Indexing and querying dataspaces

Detalhes bibliográficos
Ano de defesa: 2011
Autor(a) principal: Mergen, Sérgio Luis Sardi
Orientador(a): Heuser, Carlos Alberto
Banca de defesa: Não Informado pela instituição
Tipo de documento: Tese
Tipo de acesso: Acesso aberto
Idioma: eng
Instituição de defesa: Não Informado pela instituição
Programa de Pós-Graduação: Não Informado pela instituição
Departamento: Não Informado pela instituição
País: Não Informado pela instituição
Palavras-chave em Português:
Palavras-chave em Inglês:
Link de acesso: http://hdl.handle.net/10183/31134
Resumo: Over theWeb, distributed and heterogeneous sources with structured and related content form rich repositories of information commonly referred to as dataspaces. To provide access to this heterogeneous data, information integration systems have traditionally relied on the availability of a mediated schema, along with mappings between this schema and the schema of the source schemas. On dataspaces, where sources are plentiful, autonomous and extremely volatile, a system based on the existence of a pre-defined mediated schema and mapping information presents several drawbacks. Notably, the cost of keeping the mappings up to date as new sources are found or existing sources change can be prohibitively high. We propose a novel querying architecture that requires neither a mediated schema nor source mappings, which is based mainly on indexing mechanisms and on-the-fly rewriting algorithms.
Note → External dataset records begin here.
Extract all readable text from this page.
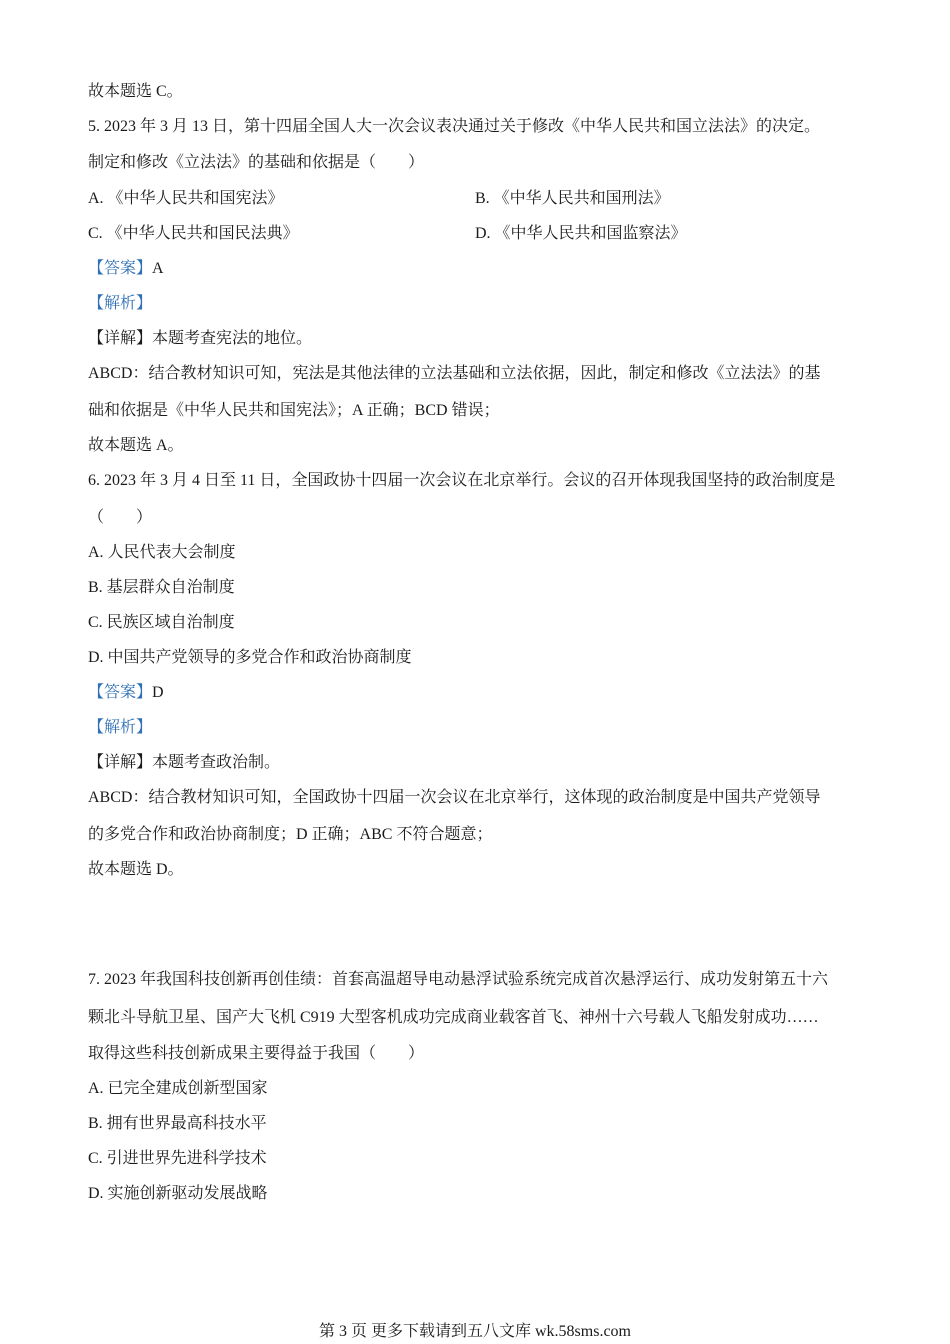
故本题选 C。
5. 2023 年 3 月 13 日，第十四届全国人大一次会议表决通过关于修改《中华人民共和国立法法》的决定。
制定和修改《立法法》的基础和依据是（　　）
A. 《中华人民共和国宪法》	B. 《中华人民共和国刑法》
C. 《中华人民共和国民法典》	D. 《中华人民共和国监察法》
【答案】A
【解析】
【详解】本题考查宪法的地位。
ABCD：结合教材知识可知，宪法是其他法律的立法基础和立法依据，因此，制定和修改《立法法》的基
础和依据是《中华人民共和国宪法》；A 正确；BCD 错误；
故本题选 A。
6. 2023 年 3 月 4 日至 11 日，全国政协十四届一次会议在北京举行。会议的召开体现我国坚持的政治制度是
（　　）
A. 人民代表大会制度
B. 基层群众自治制度
C. 民族区域自治制度
D. 中国共产党领导的多党合作和政治协商制度
【答案】D
【解析】
【详解】本题考查政治制。
ABCD：结合教材知识可知，全国政协十四届一次会议在北京举行，这体现的政治制度是中国共产党领导
的多党合作和政治协商制度；D 正确；ABC 不符合题意；
故本题选 D。
7. 2023 年我国科技创新再创佳绩：首套高温超导电动悬浮试验系统完成首次悬浮运行、成功发射第五十六
颗北斗导航卫星、国产大飞机 C919 大型客机成功完成商业载客首飞、神州十六号载人飞船发射成功……
取得这些科技创新成果主要得益于我国（　　）
A. 已完全建成创新型国家
B. 拥有世界最高科技水平
C. 引进世界先进科学技术
D. 实施创新驱动发展战略
第 3 页 更多下载请到五八文库 wk.58sms.com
Our indexes are designed for data that is represented as relations, and are able to capture the structure of the sources, their instances and the connections between them. In the absence of a mediated schema, the user formulates structured queries based on what she expects to find. These queries are rewritten using a best-effort approach: the proposed rewriting algorithms compare a user query against the source schemas and produces a set of rewritings based on the matches found. Based on this architecture, two different querying approaches are tested. Experiments show that the indexing and rewriting algorithms are scalable, i.e., able to handle a very large number of structured Web sources; and that support simple, yet expressive queries that exploit the inherent structure of the data.